Fitc anti mouse igg2a

293T cells were transfected with lipofectamine LTX reagent (ThermoFisher) with various full-length constructs of PILRA variants (G78 (AD risk), R72A, F76A, G78R, S80G, Q140A and S141A). After 48 hours, the transfected cells were harvested and incubated with soluble mIgG2a-tagged ligand, NPDC1-mFc at 50 μg/ml (as described above) for 30 minutes on ice. Cells were then washed and stained with 1 μg/ml chimeric anti-PILRA antibody (mouse Fc region is substituted to human IgG1 backbone on anti-PILRA antibodies [31 (link)]) on ice for 30 min followed by APC-conjugated mouse anti-human IgG (BD Pharmingen Cat.No. 550931) and FITC anti-mouse IgG2a (BD Pharmingen Cat. No. 553390) secondary antibodies according to manufacturer’s instruction. PILRA-transfected 293T cells were examined by flow cytometry for binding of NPDC1 by measuring the frequency of APC and FITC double-positive cells. Double positive cells were gated on the WT sample and than the gates were overlaid on subsequent samples to maintain the same cell population throughout the experiment. For each PILRA variant, the mean percentage of the number of cells binding to NPDC1-mFC relative to the wild type PILRA binding for each experiment was calculated.

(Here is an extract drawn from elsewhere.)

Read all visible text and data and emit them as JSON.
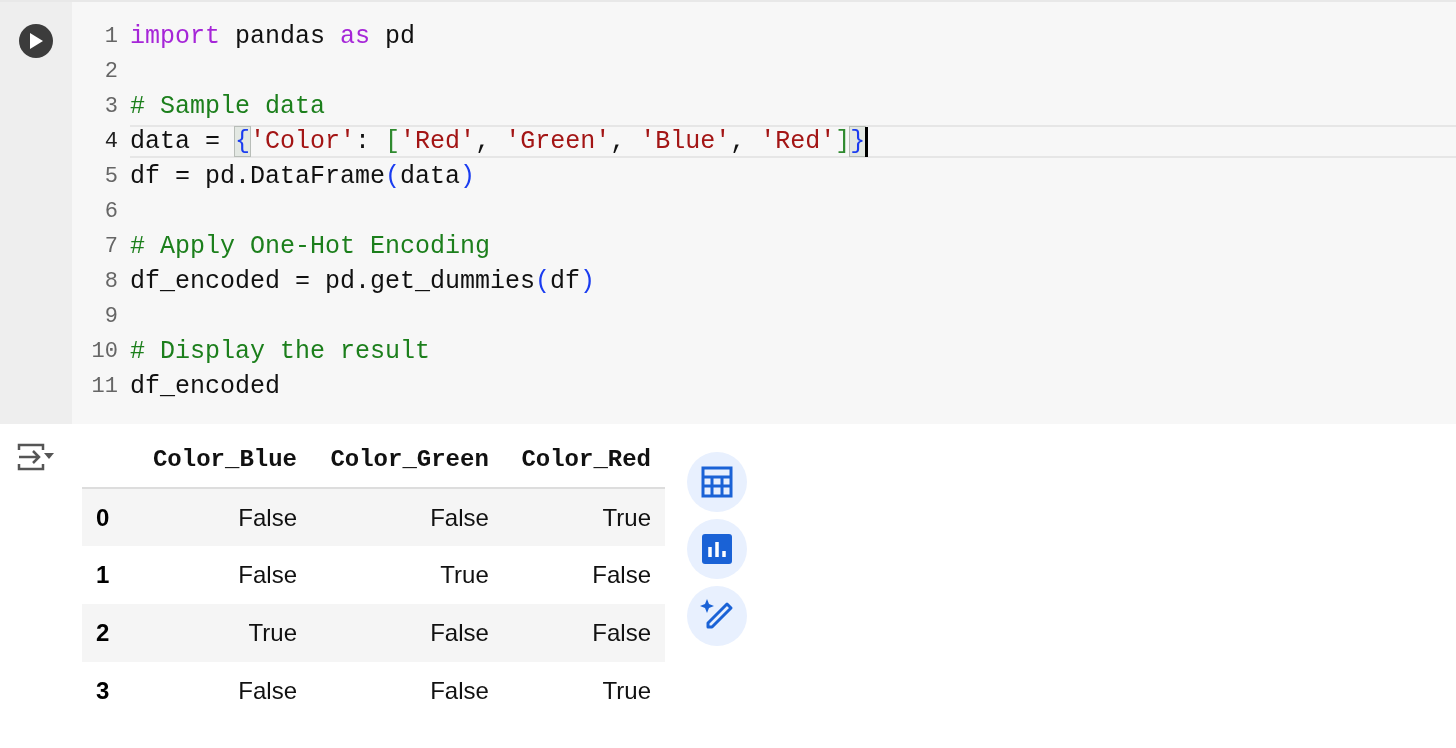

In the inverse experiment, 293T cells were transfected with lipofectamine LTX reagent [ThermoFisher] with known full-length PILRA ligand (NPDC1, HSV-1gB and PIANP) and predicted ligand constructs (SORCS1, APLP1 and C4A) (described above). After 48 hours, the transfected cells were harvested and incubated with soluble mIgG2a-tagged variants of PILRA (G78 (AD risk), R72A, F76A, G78R, S80G) (described above) 50 μg/ml for 30 min on ice. Cells were then washed and stained with FITC anti-mouse IgG2a (BD Pharmingen Cat. No. 553390) secondary antibody according to manufacturer’s instruction. PILRA ligand-transfected 293T cells were examined by flow cytometry for binding to PILRA variants by measuring the frequency of FITC-positive cells. The percentage of mean fluorescence intensity (MFI) of PILRA-mFC binding on ligand-transfected cells relative to the wild type PILRA binding for each experiment was calculated.